Dendritic Cells Drive Early Eczema Development, Study

A team led by researchers from the Icahn School of Medicine at Mount Sinai has identified a biological reason eczema so often begins in early childhood. In experiments with young mice, scientists found that immune cells in developing skin—specifically dendritic cells—respond far more strongly to allergens than those in adults. This increased sensitivity may explain why children are more vulnerable to inflammation and allergic skin disease that can later progress into other allergic conditions.

Published in Nature, the findings suggest that early life represents a key window when the skin’s immune system is especially reactive. Eczema affects nearly one in four children and often appears before other allergies such as asthma or food sensitivities. The new study helps clarify why the disease is so closely linked to early development. 

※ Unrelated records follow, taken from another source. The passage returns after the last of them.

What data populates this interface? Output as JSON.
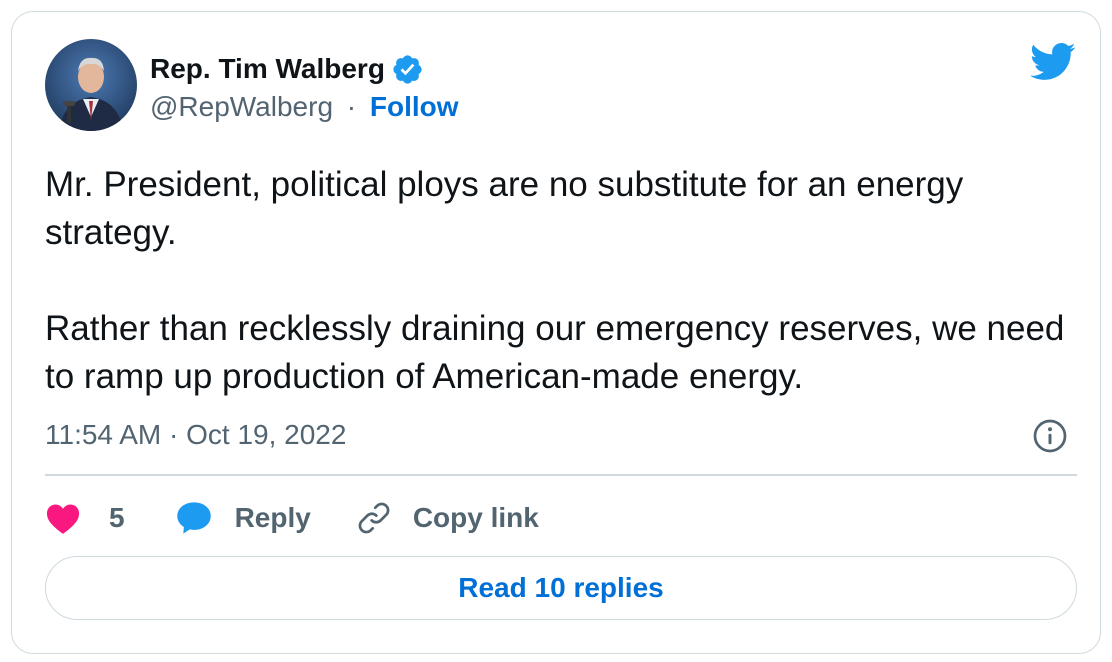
{
  "author": {
    "display_name": "Rep. Tim Walberg",
    "handle": "@RepWalberg",
    "separator": "·",
    "follow_label": "Follow",
    "verified": true
  },
  "tweet": {
    "paragraph_1": "Mr. President, political ploys are no substitute for an energy strategy.",
    "paragraph_2": "Rather than recklessly draining our emergency reserves, we need to ramp up production of American-made energy.",
    "timestamp": "11:54 AM · Oct 19, 2022"
  },
  "actions": {
    "like_count": "5",
    "reply_label": "Reply",
    "copy_link_label": "Copy link"
  },
  "read_replies_label": "Read 10 replies",
  "icons": {
    "platform": "twitter-bird-icon",
    "verified": "verified-badge-icon",
    "info": "info-icon",
    "like": "heart-icon",
    "reply": "speech-bubble-icon",
    "copy": "link-icon"
  },
  "colors": {
    "brand_blue": "#1d9bf0",
    "link_blue": "#006fd6",
    "like_pink": "#f91880",
    "text": "#0f1419",
    "muted": "#536471",
    "border": "#cfd9de"
  }
}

“We found that allergy risk is shaped very early in life, when the skin’s immune system is biologically programmed to overreact to allergens, with important consequences for understanding how immune-mediated diseases emerge and should be treated,” said senior study author Shruti Naik. “By pinpointing the cells and hormonal signals that control this window of vulnerability, we open the door to strategies that could prevent allergic disease before it spreads from the skin to the lungs, gut, and beyond.”

To explore the mechanism, researchers exposed young mice to common allergens such as dust mites and mold. Unlike adult mice, the young mice developed strong skin inflammation. The team identified dendritic cells as the primary drivers of this response. These cells, unusually active early in life, triggered allergic inflammation unless their signaling pathway was blocked—an intervention that prevented skin allergies in the mice. 

The researchers also found that younger animals lacked typical levels of stress hormones that normally help restrain immune reactions. Similar immune activity was observed in skin samples from children with early-onset eczema but not in adults, pointing toward a similar process in humans. 

“Beyond eczema, this study reinforces a critical point for medicine,” says Dr. Naik. “Children are not simply small adults when it comes to immunity. Their immune system follows a unique set of rules, and recognizing that difference is essential for understanding—and ultimately preventing—allergic, immune-driven diseases that begin in childhood.”